Why does HTML cost more tokens than Markdown for AI agents? HTML is more verbose at the syntax level. Every formatting decision in Markdown takes one or two characters: # for headers, ** for bold, []() for links. The equivalent in HTML requires opening and closing tags (<h1></h1>, <strong></strong>), plus often CSS classes and attributes. Clean HTML costs roughly 2-3x more tokens than equivalent Markdown. HTML with CSS and JavaScript can cost 8-10x more. Token costs translate directly to dollars at scale, and the gap recurs across model-pricing tiers.

What are A2UI and Adaptive Cards? A2UI (Google's Agent-to-UI Protocol) and Adaptive Cards (Microsoft) are agent-native wire formats for UI delivery. Instead of asking agents to produce HTML or Markdown directly, they let agents emit structured JSON describing what they want shown. The platform renders that JSON as familiar UI components: cards, text fields, buttons, dropdowns. The wire format is new and agent-native. The surface humans see is the same UI patterns they already know. Both sit alongside, not against, HTML and Markdown.

How should agent-to-agent communication be formatted? Agent-to-agent communication is a different problem from agent-to-human output. For agent-to-agent, structured payloads (JSON, structured tool-call schemas, protocols like MCP and A2A) consistently outperform human-readable formats. The reason: machine parseability, schema validation, and predictable structure matter more than human readability, and human-readable formats introduce ambiguity that machines have to re-parse out. The HTML vs Markdown debate is specifically about agent-to-human document outputs.
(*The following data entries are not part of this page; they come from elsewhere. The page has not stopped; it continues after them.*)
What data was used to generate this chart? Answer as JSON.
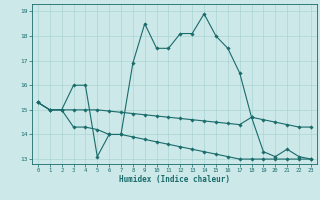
{
  "xlabel": "Humidex (Indice chaleur)",
  "bg_color": "#cce8e8",
  "line_color": "#1a6b6b",
  "grid_color": "#aad4d4",
  "xlim": [
    -0.5,
    23.5
  ],
  "ylim": [
    12.8,
    19.3
  ],
  "yticks": [
    13,
    14,
    15,
    16,
    17,
    18,
    19
  ],
  "xticks": [
    0,
    1,
    2,
    3,
    4,
    5,
    6,
    7,
    8,
    9,
    10,
    11,
    12,
    13,
    14,
    15,
    16,
    17,
    18,
    19,
    20,
    21,
    22,
    23
  ],
  "series1_x": [
    0,
    1,
    2,
    3,
    4,
    5,
    6,
    7,
    8,
    9,
    10,
    11,
    12,
    13,
    14,
    15,
    16,
    17,
    18,
    19,
    20,
    21,
    22,
    23
  ],
  "series1_y": [
    15.3,
    15.0,
    15.0,
    16.0,
    16.0,
    13.1,
    14.0,
    14.0,
    16.9,
    18.5,
    17.5,
    17.5,
    18.1,
    18.1,
    18.9,
    18.0,
    17.5,
    16.5,
    14.7,
    13.3,
    13.1,
    13.4,
    13.1,
    13.0
  ],
  "series2_x": [
    0,
    1,
    2,
    3,
    4,
    5,
    6,
    7,
    8,
    9,
    10,
    11,
    12,
    13,
    14,
    15,
    16,
    17,
    18,
    19,
    20,
    21,
    22,
    23
  ],
  "series2_y": [
    15.3,
    15.0,
    15.0,
    15.0,
    15.0,
    15.0,
    14.95,
    14.9,
    14.85,
    14.8,
    14.75,
    14.7,
    14.65,
    14.6,
    14.55,
    14.5,
    14.45,
    14.4,
    14.7,
    14.6,
    14.5,
    14.4,
    14.3,
    14.3
  ],
  "series3_x": [
    0,
    1,
    2,
    3,
    4,
    5,
    6,
    7,
    8,
    9,
    10,
    11,
    12,
    13,
    14,
    15,
    16,
    17,
    18,
    19,
    20,
    21,
    22,
    23
  ],
  "series3_y": [
    15.3,
    15.0,
    15.0,
    14.3,
    14.3,
    14.2,
    14.0,
    14.0,
    13.9,
    13.8,
    13.7,
    13.6,
    13.5,
    13.4,
    13.3,
    13.2,
    13.1,
    13.0,
    13.0,
    13.0,
    13.0,
    13.0,
    13.0,
    13.0
  ]
}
Does outputting HTML cost more in API bills? Yes, sometimes significantly. Clean HTML uses roughly 2-3x more tokens than equivalent Markdown, and HTML with CSS and JavaScript can use 8-10x more. At low volume the difference is negligible. At scale it compounds. One developer's published cost model, with caveats that exact numbers depend on model pricing and implementation, modeled a few hundred files at modest daily session counts and put HTML output at roughly $11K/year against $6.6K for Markdown. Generation latency is also 2-4x higher for HTML, which matters for interactive use cases where time-to-first-token shapes user experience.
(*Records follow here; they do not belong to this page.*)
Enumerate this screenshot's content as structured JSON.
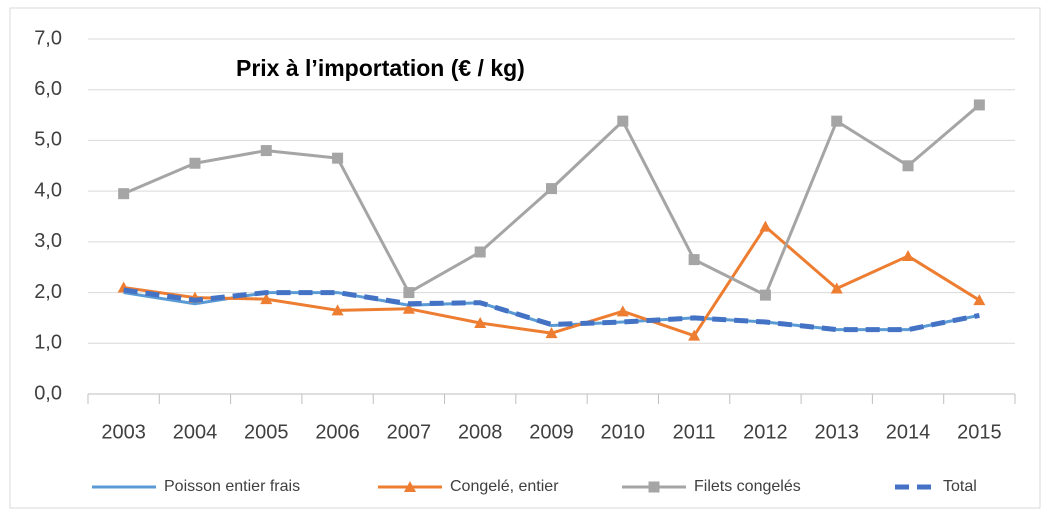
{
  "chart_data": {
    "type": "line",
    "title": "Prix à l’importation (€ / kg)",
    "categories": [
      "2003",
      "2004",
      "2005",
      "2006",
      "2007",
      "2008",
      "2009",
      "2010",
      "2011",
      "2012",
      "2013",
      "2014",
      "2015"
    ],
    "series": [
      {
        "name": "Poisson entier frais",
        "color": "#5b9bd5",
        "marker": "none",
        "dash": false,
        "values": [
          2.0,
          1.78,
          2.0,
          2.0,
          1.75,
          1.8,
          1.35,
          1.42,
          1.5,
          1.42,
          1.27,
          1.27,
          1.55
        ]
      },
      {
        "name": "Congelé, entier",
        "color": "#ed7d31",
        "marker": "triangle",
        "dash": false,
        "values": [
          2.1,
          1.9,
          1.87,
          1.65,
          1.68,
          1.4,
          1.2,
          1.63,
          1.15,
          3.3,
          2.08,
          2.72,
          1.85
        ]
      },
      {
        "name": "Filets congelés",
        "color": "#a5a5a5",
        "marker": "square",
        "dash": false,
        "values": [
          3.95,
          4.55,
          4.8,
          4.65,
          2.0,
          2.8,
          4.05,
          5.38,
          2.65,
          1.95,
          5.38,
          4.5,
          5.7
        ]
      },
      {
        "name": "Total",
        "color": "#4472c4",
        "marker": "none",
        "dash": true,
        "values": [
          2.05,
          1.85,
          2.0,
          2.0,
          1.78,
          1.8,
          1.37,
          1.42,
          1.5,
          1.42,
          1.27,
          1.27,
          1.55
        ]
      }
    ],
    "ylim": [
      0,
      7
    ],
    "yticks": [
      {
        "value": 0,
        "label": "0,0"
      },
      {
        "value": 1,
        "label": "1,0"
      },
      {
        "value": 2,
        "label": "2,0"
      },
      {
        "value": 3,
        "label": "3,0"
      },
      {
        "value": 4,
        "label": "4,0"
      },
      {
        "value": 5,
        "label": "5,0"
      },
      {
        "value": 6,
        "label": "6,0"
      },
      {
        "value": 7,
        "label": "7,0"
      }
    ],
    "grid": true,
    "legend": "bottom"
  }
}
How do you handle security when AI agents generate HTML? The main concern is XSS. If an agent generates HTML that includes JavaScript or HTML elements with event handlers, and that HTML gets rendered in a browser, the agent has effectively introduced runnable code into the reader's environment. Reading text becomes running code. The standard mitigations are: render agent-generated HTML in a sandboxed iframe with restrictive CSP, strip script tags and event handlers before rendering, use a structured rendering system (Adaptive Cards, A2UI) that doesn't expose raw HTML at all, or constrain the agent to output Markdown that gets converted to HTML server-side with a sanitization library. The platforms that ship HTML-first agent UIs (Claude Artifacts, ChatGPT Canvas) do this work for you. If you're rolling your own, treat agent-generated HTML the same way you would treat any user-generated content.
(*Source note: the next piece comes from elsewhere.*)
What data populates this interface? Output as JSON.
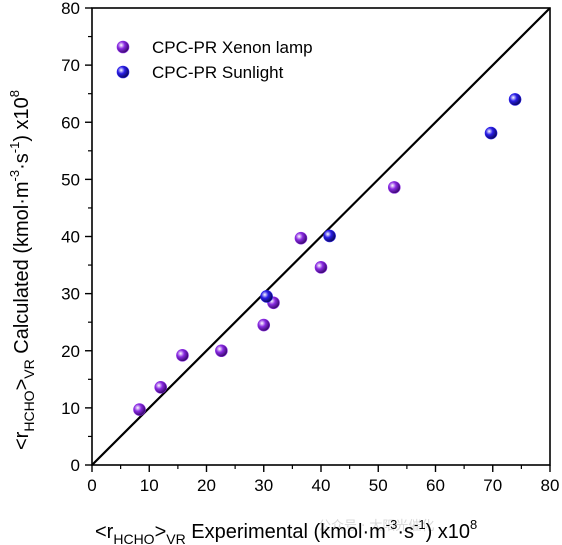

Can AI agents render diagrams in Markdown? Yes, through Mermaid and PlantUML, which are declarative diagram languages that render inline in Markdown. Both are supported natively by GitHub, GitLab, Notion, and most modern Markdown renderers. An agent producing a Mermaid block in a Markdown file gets a real diagram on render, without the bloat of inline SVG source. This closes the most-cited gap in Markdown's visual toolkit for technical use cases like flowcharts, sequence diagrams, ERDs, and Gantt charts. The limit is that anything outside what Mermaid or PlantUML support falls back to ASCII art or requires switching to HTML/SVG.

Is plain text still relevant for AI agent output? Yes, for two cases. Agent-to-agent communication where structured parsing matters more than human readability often uses plain text JSON or structured payloads rather than rendered formats. Terminal outputs, log entries, and CLI tools also stay plain text by design. The HTML vs Markdown debate is specifically about agent-to-human document outputs. Plain text remains the right answer for machine-to-machine communication and terminal surfaces.